Every year, authorities allocate over 100 million BAM from public budgets to finance thousands of non-governmental organizations (NGOs) in Bosnia and Herzegovina. This money is often spent non-transparently, without a clear goal and plan, and lacks proper oversight, concluded representatives from the NGO sector and public institutions at a roundtable discussion in Banja Luka organized by the Center for Investigative Reporting (CIN) in partnership with Futura from Mostar and the Center for Research and Studies – GEA from Banja Luka.
GEA conducted research and analyzed the system of financing NGOs in Bosnia and Herzegovina. According to the executive director of this organization, Marko Martić, the majority of the funds are allocated to sports organizations.

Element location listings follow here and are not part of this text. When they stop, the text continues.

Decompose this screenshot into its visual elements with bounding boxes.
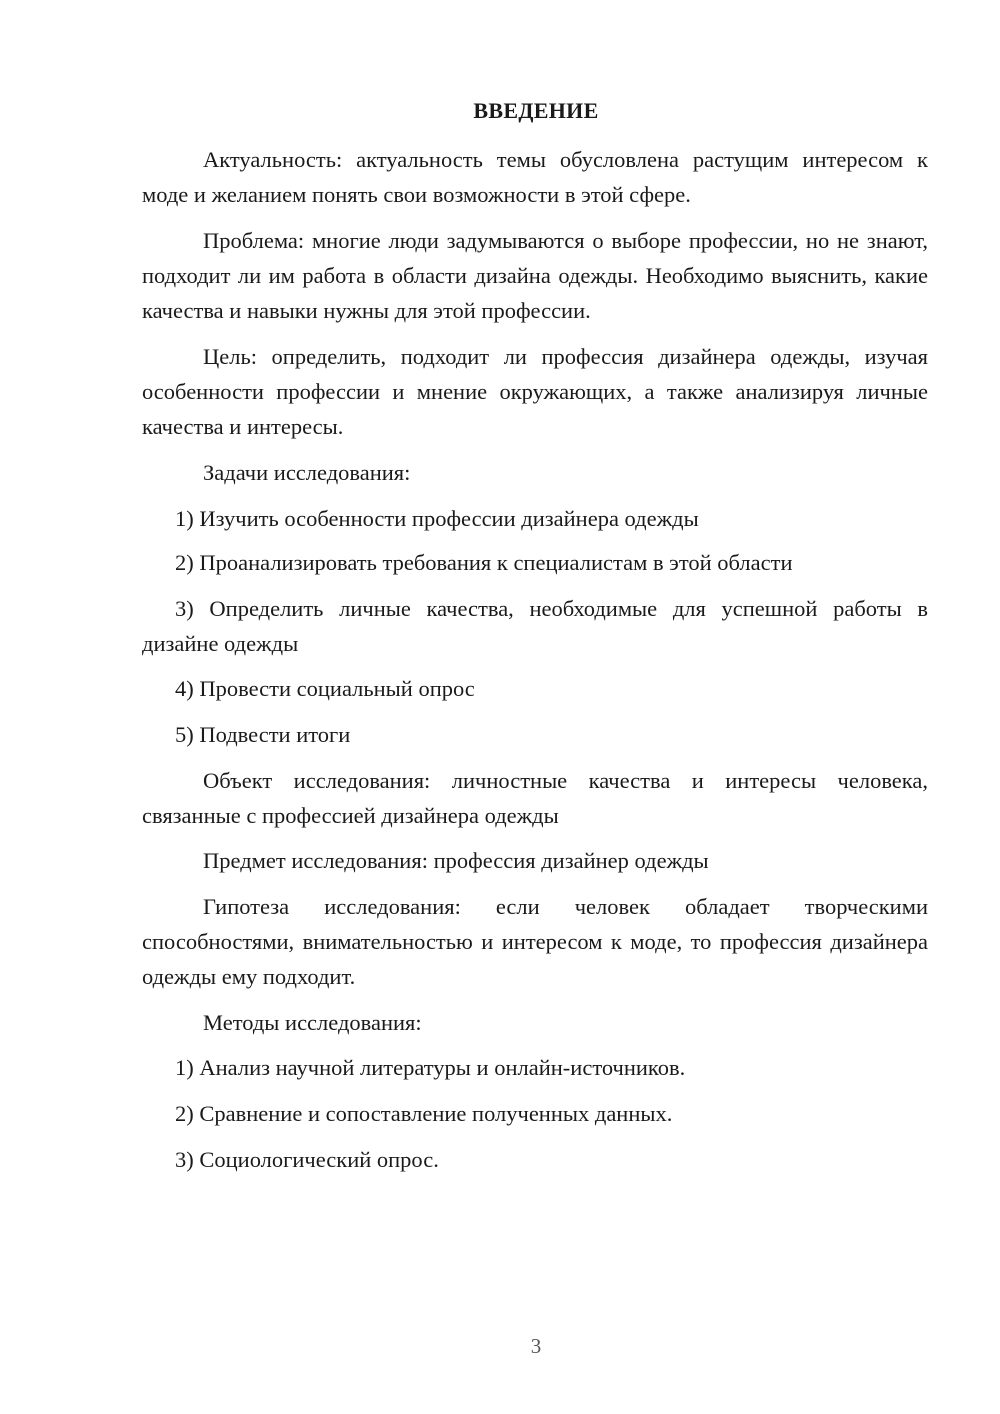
task-item-2: 2) Проанализировать требования к специалистам в этой области	[175, 550, 793, 575]
task-item-3: 3) Определить личные качества, необходимые для успешной работы в дизайне одежды	[142, 596, 928, 656]
method-item-3: 3) Социологический опрос.	[175, 1147, 439, 1172]
method-item-2: 2) Сравнение и сопоставление полученных данных.	[175, 1101, 673, 1126]
task-item-4: 4) Провести социальный опрос	[175, 676, 475, 701]
task-item-1: 1) Изучить особенности профессии дизайнера одежды	[175, 506, 699, 531]
paragraph-tasks-title: Задачи исследования:	[203, 460, 411, 485]
paragraph-problem: Проблема: многие люди задумываются о выборе профессии, но не знают, подходит ли им работа в области дизайна одежды. Необходимо выяснить, какие качества и навыки нужны для этой профессии.	[142, 228, 928, 323]
paragraph-object: Объект исследования: личностные качества и интересы человека, связанные с профессией дизайнера одежды	[142, 768, 928, 828]
paragraph-subject: Предмет исследования: профессия дизайнер одежды	[203, 848, 709, 873]
paragraph-goal: Цель: определить, подходит ли профессия дизайнера одежды, изучая особенности профессии и мнение окружающих, а также анализируя личные качества и интересы.	[142, 344, 928, 439]
paragraph-methods-title: Методы исследования:	[203, 1010, 422, 1035]
page-number: 3	[530, 1334, 542, 1358]
paragraph-relevance: Актуальность: актуальность темы обусловлена растущим интересом к моде и желанием понять свои возможности в этой сфере.	[142, 147, 928, 207]
paragraph-hypothesis: Гипотеза исследования: если человек обладает творческими способностями, внимательностью и интересом к моде, то профессия дизайнера одежды ему подходит.	[142, 894, 928, 989]
method-item-1: 1) Анализ научной литературы и онлайн-источников.	[175, 1055, 686, 1080]
task-item-5: 5) Подвести итоги	[175, 722, 351, 747]
page-title: ВВЕДЕНИЕ	[473, 98, 599, 123]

“In most cases, the funds are allocated based on requests rather than through public calls and clear procedures. The amount granted from public budgets is several times higher than that provided by international organizations”, explained Martić.

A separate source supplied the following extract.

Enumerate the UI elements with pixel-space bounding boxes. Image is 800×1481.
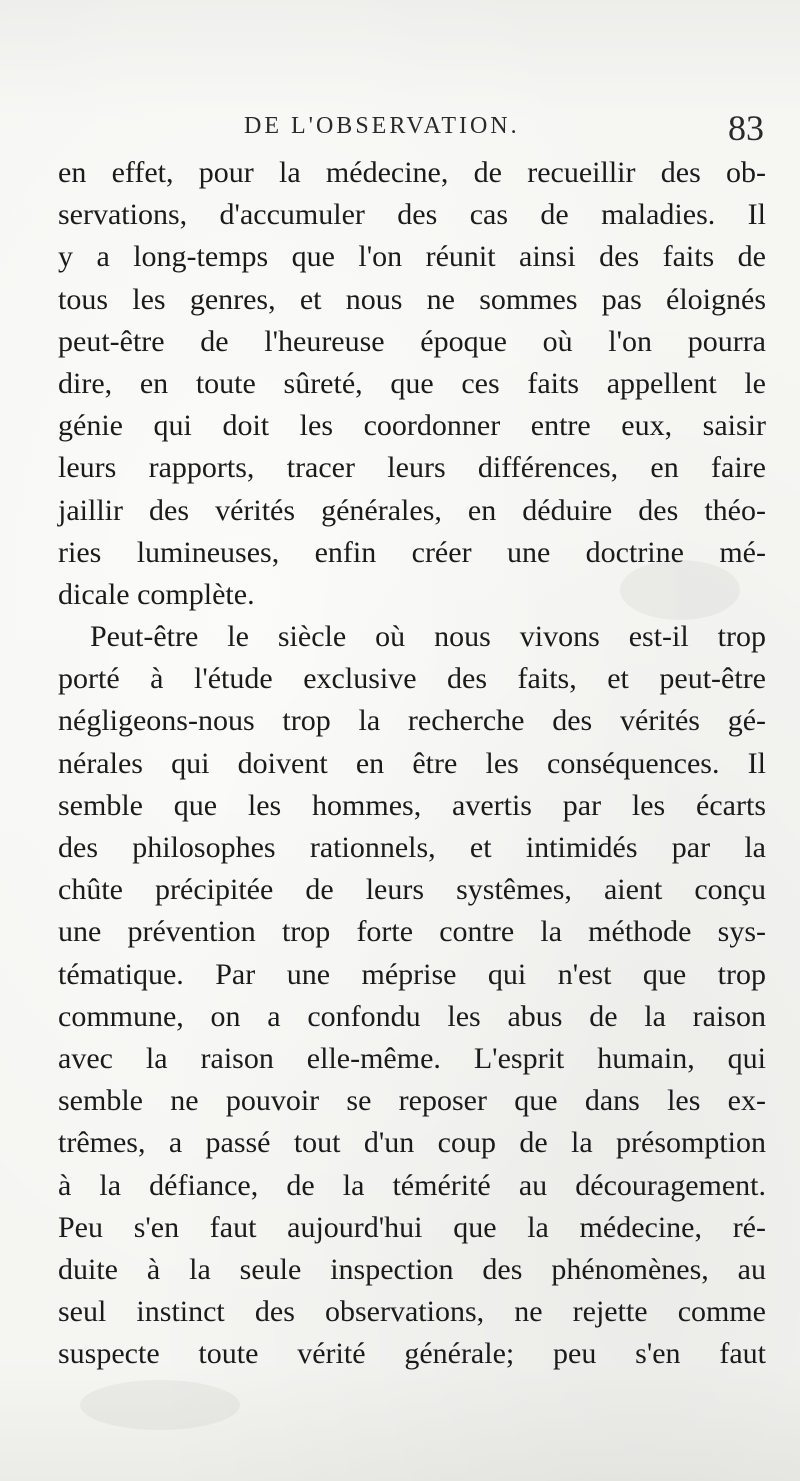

Furthermore, the practice of retroactive funding, i.e., money being disbursed to support events that have already happened is not uncommon. He also pointed out a practice of granting multiple NGOs small amounts of money without adhering to allocation criteria or conducting subsequent expenditure control and without a clear plan for what the funding aims to achieve.
Lana Matić, an expert associate for citizens’ associations at the Banja Luka City Administration, emphasized that the allocation rules vary both among entities and from city to city. In her opinion, the issue could be addressed by requiring each local community to develop a financing strategy along with a plan for civil sector development before distributing funds.
The roundtable discussion on “Financing Non-Governmental Organizations in Bosnia and Herzegovina” was held as part of the project “Strengthening the Capacities of Civil Society Organizations for Monitoring Public Budgets”, funded by the European Union and The Balkan Trust for Democracy through USAID.
The project aims to contribute to the fight against corruption by increasing the levels of fiscal and budgetary transparency through the active involvement of civil society.